5.6 The Customer shall not withhold, deduct, or set off any sums without the Seller’s prior written consent.

6. Credit Control

6.1 Any credit facility is granted at the Seller’s sole discretion and may be withdrawn without notice.

6.2 The Seller may suspend or cancel further deliveries if payments are overdue or a credit limit exceeded, without liability.

7. Delivery

7.1 Delivery dates are estimates only and time shall not be of the essence.

7.2 Delivery shall take place at the goods entrance and unloading is the Customer’s responsibility.

7.3 Goods will be shipped immediately upon readiness unless agreed otherwise in writing.

7.4 Goods not delivered within one month may be invoiced and subject to storage charges.

7.5 The Seller shall not be liable for delays howsoever caused.

7.6 Delays caused by credit issues, nonpayment, or Customer default shall not constitute a breach of contract.

8. Risk

8.1 Risk shall pass to the Customer upon delivery or collection of the Goods, whichever occurs first.

9. Retention of Title

9.1 Title to Goods shall not pass to the Customer until all sums owed to the Seller have been paid in full.

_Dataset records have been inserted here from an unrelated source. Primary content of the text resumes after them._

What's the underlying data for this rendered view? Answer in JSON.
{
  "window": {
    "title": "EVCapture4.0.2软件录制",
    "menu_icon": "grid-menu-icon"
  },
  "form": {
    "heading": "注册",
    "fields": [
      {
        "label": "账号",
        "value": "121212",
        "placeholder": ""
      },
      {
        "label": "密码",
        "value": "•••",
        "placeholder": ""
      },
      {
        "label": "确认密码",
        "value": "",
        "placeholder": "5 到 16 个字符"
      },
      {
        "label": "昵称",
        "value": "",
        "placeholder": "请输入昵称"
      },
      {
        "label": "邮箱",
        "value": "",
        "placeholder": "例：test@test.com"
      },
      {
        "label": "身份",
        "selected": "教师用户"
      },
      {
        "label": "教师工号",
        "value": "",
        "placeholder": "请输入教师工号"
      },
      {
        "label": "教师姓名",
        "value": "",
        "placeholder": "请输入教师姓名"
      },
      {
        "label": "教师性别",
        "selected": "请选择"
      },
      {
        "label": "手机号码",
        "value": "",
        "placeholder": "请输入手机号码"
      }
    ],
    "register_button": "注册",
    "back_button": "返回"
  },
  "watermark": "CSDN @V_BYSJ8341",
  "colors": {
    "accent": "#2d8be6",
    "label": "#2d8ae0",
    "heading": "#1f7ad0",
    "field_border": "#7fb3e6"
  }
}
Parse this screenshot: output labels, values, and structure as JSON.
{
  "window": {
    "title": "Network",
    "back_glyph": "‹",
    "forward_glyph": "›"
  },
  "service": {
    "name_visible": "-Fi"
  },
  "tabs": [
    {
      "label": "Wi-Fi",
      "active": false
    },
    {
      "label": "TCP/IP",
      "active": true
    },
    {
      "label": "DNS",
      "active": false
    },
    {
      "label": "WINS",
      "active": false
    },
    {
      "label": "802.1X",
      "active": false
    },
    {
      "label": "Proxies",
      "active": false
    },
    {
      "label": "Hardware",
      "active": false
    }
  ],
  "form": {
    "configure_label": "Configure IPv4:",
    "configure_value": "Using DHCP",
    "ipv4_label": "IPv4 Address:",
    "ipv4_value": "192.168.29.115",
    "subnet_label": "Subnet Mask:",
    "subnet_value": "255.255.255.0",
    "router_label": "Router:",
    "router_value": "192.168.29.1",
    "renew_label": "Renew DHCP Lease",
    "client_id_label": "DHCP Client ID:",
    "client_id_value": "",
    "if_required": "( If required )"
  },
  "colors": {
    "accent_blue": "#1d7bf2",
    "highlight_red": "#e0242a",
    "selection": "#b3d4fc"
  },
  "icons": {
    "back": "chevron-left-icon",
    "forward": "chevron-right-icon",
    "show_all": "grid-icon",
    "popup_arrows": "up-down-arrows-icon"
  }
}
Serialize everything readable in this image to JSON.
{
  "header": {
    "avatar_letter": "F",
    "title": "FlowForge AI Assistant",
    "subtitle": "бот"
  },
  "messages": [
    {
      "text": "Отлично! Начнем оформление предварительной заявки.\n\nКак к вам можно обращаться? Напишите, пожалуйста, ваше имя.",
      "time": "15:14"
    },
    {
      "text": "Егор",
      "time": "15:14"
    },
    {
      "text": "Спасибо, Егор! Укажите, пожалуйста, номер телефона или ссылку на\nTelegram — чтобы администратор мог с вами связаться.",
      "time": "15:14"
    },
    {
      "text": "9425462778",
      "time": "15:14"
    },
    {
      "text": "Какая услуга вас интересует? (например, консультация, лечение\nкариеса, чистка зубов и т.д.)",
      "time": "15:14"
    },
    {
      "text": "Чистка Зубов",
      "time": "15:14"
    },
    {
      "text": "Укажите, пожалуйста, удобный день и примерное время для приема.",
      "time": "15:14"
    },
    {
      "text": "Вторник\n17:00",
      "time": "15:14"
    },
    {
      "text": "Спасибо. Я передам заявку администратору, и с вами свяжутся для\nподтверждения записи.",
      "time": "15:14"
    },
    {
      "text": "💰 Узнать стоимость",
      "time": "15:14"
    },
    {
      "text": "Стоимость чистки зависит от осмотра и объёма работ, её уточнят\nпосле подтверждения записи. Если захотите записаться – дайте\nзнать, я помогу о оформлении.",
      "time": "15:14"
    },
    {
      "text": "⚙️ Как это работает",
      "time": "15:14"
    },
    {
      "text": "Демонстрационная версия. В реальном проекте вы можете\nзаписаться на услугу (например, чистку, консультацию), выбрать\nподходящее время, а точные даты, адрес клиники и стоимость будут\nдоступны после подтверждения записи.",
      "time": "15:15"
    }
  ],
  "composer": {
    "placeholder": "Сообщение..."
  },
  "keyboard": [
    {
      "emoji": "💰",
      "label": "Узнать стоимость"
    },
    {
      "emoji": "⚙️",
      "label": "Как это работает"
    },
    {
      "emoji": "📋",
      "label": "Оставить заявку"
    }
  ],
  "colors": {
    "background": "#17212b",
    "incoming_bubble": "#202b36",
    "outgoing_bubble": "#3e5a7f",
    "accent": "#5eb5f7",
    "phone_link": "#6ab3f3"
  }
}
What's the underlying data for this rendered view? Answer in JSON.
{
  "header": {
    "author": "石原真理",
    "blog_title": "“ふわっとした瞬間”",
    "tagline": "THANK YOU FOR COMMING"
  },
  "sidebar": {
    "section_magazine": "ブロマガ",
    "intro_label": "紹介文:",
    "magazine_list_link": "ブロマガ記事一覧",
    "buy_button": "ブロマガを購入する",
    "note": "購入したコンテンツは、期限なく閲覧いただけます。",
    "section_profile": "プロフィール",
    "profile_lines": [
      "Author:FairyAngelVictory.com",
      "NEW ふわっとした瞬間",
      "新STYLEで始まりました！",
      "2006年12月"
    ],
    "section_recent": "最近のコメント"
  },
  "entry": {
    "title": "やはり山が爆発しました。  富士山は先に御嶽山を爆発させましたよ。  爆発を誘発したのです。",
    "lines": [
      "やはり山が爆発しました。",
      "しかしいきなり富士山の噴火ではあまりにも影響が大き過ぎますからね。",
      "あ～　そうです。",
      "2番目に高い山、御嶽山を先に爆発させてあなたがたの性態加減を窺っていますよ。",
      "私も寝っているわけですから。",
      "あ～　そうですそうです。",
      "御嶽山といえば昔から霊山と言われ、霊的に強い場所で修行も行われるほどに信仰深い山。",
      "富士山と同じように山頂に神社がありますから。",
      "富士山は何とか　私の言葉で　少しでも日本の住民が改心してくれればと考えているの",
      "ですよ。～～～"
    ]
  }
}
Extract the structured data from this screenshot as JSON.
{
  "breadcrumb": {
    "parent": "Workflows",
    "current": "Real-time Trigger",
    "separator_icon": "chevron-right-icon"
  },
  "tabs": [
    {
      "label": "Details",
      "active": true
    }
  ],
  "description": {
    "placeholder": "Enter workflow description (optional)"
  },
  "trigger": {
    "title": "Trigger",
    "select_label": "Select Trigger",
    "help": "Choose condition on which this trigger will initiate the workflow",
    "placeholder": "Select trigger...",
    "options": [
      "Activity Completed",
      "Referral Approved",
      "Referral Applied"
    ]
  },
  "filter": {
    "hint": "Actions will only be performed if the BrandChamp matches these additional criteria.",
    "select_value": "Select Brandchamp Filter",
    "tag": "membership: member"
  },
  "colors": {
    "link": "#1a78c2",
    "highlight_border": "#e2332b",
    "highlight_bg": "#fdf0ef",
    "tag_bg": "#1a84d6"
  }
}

9.2 Until title passes, the Customer shall store the Goods as bailee for the Seller and keep them clearly identifiable.

9.3 The Seller may recover its Goods at any time if payment remains outstanding.

10. Inspection & Claims

10.1 The Customer shall inspect Goods immediately upon receipt.

10.2 Shortages or damage must be noted on delivery documentation and notified in writing within 3 working days.

10.3 Carpets must be inspected before cutting or installation; no claims will be accepted thereafter.

11. Product Tolerances & Installation

11.1 Variations within British Standards tolerances (±1.25% as per BS 3665) shall be accepted by the Customer.

11.2 Installation must comply with BS5325.

12. Cancellations

12.1 No order may be cancelled without the Seller’s prior written consent.

12.2 Goods made to order or adapted to the Customer’s requirements may not be cancelled under any circumstances.

12.3 If cancellation is accepted, the Seller may charge an administration fee of up to 25% of the contract value and recover all costs incurred.

13. Returns

13.1 Goods may only be returned with the Seller’s prior written consent.

13.2 Goods must be returned unused, undamaged, and fit for resale.

13.3 The Seller reserves the right to charge for reconditioning, handling, and restocking.

14. Defects & Exclusions

14.1 The Seller’s liability for defective Goods shall be limited to the original invoiced value of the Goods.

14.2 No liability is accepted for shading, wear patterns, fading, soiling, cleaning damage, or characteristics inherent to textile flooring.

14.3 No liability is accepted for shrinkage unless installed strictly in accordance with BS 5325.

14.4 No claims will be accepted for Goods used in moisture-prone environments.

15. Limitation of Liability

15.1 The Seller shall not be liable for loss of profit, loss of business, indirect or consequential loss, delays, or third-party costs.

15.2 Nothing in these Terms limits liability for death or personal injury caused by negligence or fraud.

16. Force Majeure

16.1 The Seller shall not be liable for failure or delay caused by events beyond its reasonable control.

17. Insolvency

17.1 The Seller may terminate the Contract immediately if the Customer becomes insolvent, enters administration or liquidation, or ceases or threatens to cease trading.

18. Assignment

18.1 The Customer may not assign or transfer this Contract without the Seller’s prior written consent.

19. Notices

19.1 All notices must be in writing and sent to the Seller’s registered office.

20. Severability

20.1 If any provision is held invalid or unenforceable, the remainder shall remain in full force and effect.

21. Third Party Rights

21.1 No third party shall have any rights under the Contracts (Rights of Third Parties) Act 1999.

22. Governing Law

22.1 This Contract shall be governed by the laws of England and Wales and the English courts shall have exclusive jurisdiction.